80 See, e.g., Scherer, 1981, p. 112, recommending more rigorous eligibility standards in order to avoid the protection of trivial developments. For some examples of trivial patents granted in the United States, see Feinberg, 1994. See also Patnews (Internet Patent News Services) of 14.12.99 and other issues, in relation to software and “business” patents, such as an application filed on Aug. 26, 1996, on a method for trading securities between individuals; an application filed in September 1997 (granted in November 1999) on a method of automatically accessing web page information; another one filed on June 1998 on a “Jesus doll for teaching children”. Several patent applications have also been reported in Japan in relation to the “cooking of curry” (e.g. JP7289214) and pizza and its cooking process (such as JP8116934). See also Gleick, 2000.
81 See, e.g., Hunt, 1999.
Less technologically advanced countries may prefer to set higher standards of novelty and inventive step in order to preserve and enhance competition without violating minimum international standards. In so doing, they would simply follow in the footsteps of many of today’s advanced countries which adopted similar policies when they were themselves developing countries.

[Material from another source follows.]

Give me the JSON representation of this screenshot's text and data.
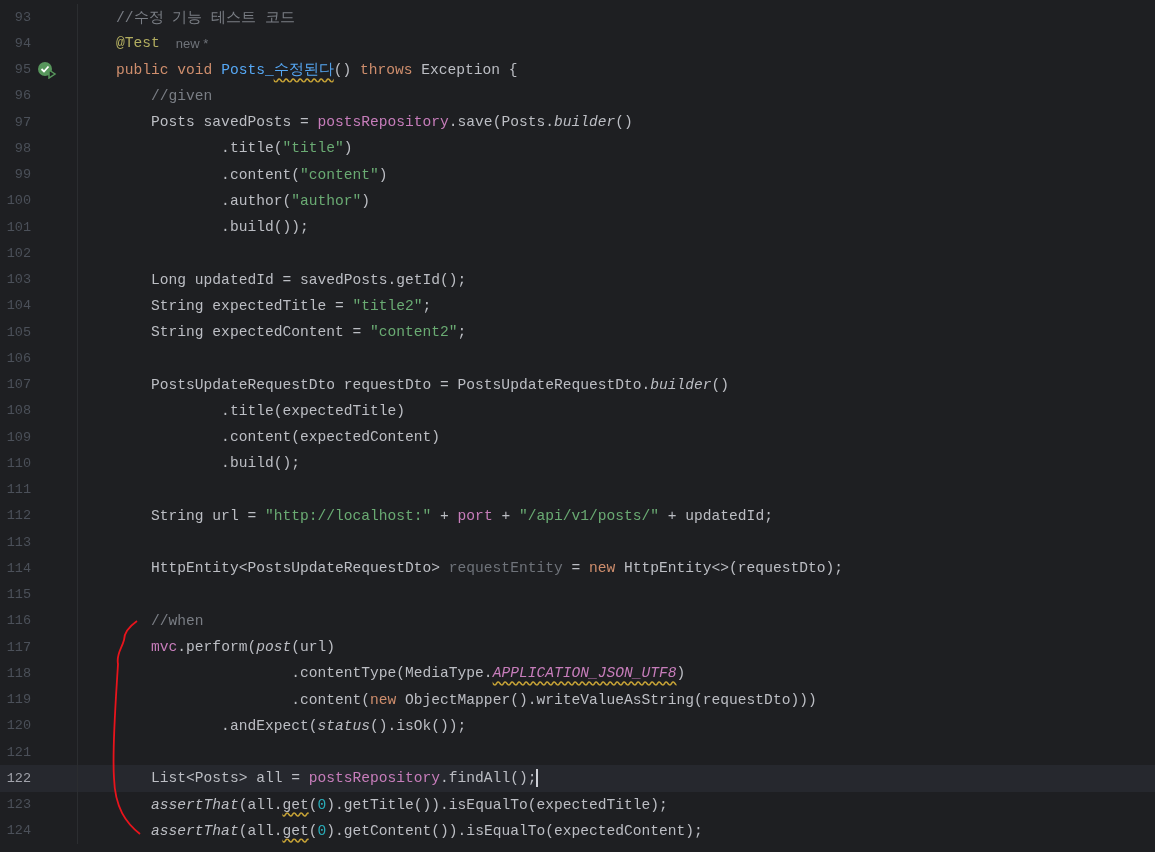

Policy makers should recognize that there may be subtle relationships between novelty and inventive step. For example, in traditional U.S. patent law (especially before the creation of the Federal Circuit Court of Appeals in 1982), the non-obviousness standard was so high that courts took a relatively soft and permissive attitude to novelty. Today, when the non-obviousness bar is set very low, this permissive tradition may be anticompetitive and harmful to follow-on innovation by not filtering out patent requests that do not sufficiently depart from prior art.
Developing countries should also note that high standards of novelty/inventive step can work against local innovators who cannot themselves meet these standards. One way to address this problem is to adopt a sui generis law that deals with “minor” inventions that fail to meet the patent standard of novelty or inventive step. Examples from the European tradition include sui generis industrial design laws (that protect appearance designs) and utility model laws that can protect “minor” inventions generally. However, recent studies also propose that developing countries should adopt laws to protect unpatentable know-how on the basis of non-exclusive rights. These laws could stimulate follow-on innovation in exchange for compensation without any strong exclusionary right82.
82See, e.g., Reichman 1994, p. 2504-2558 and 1997, p. 58-75.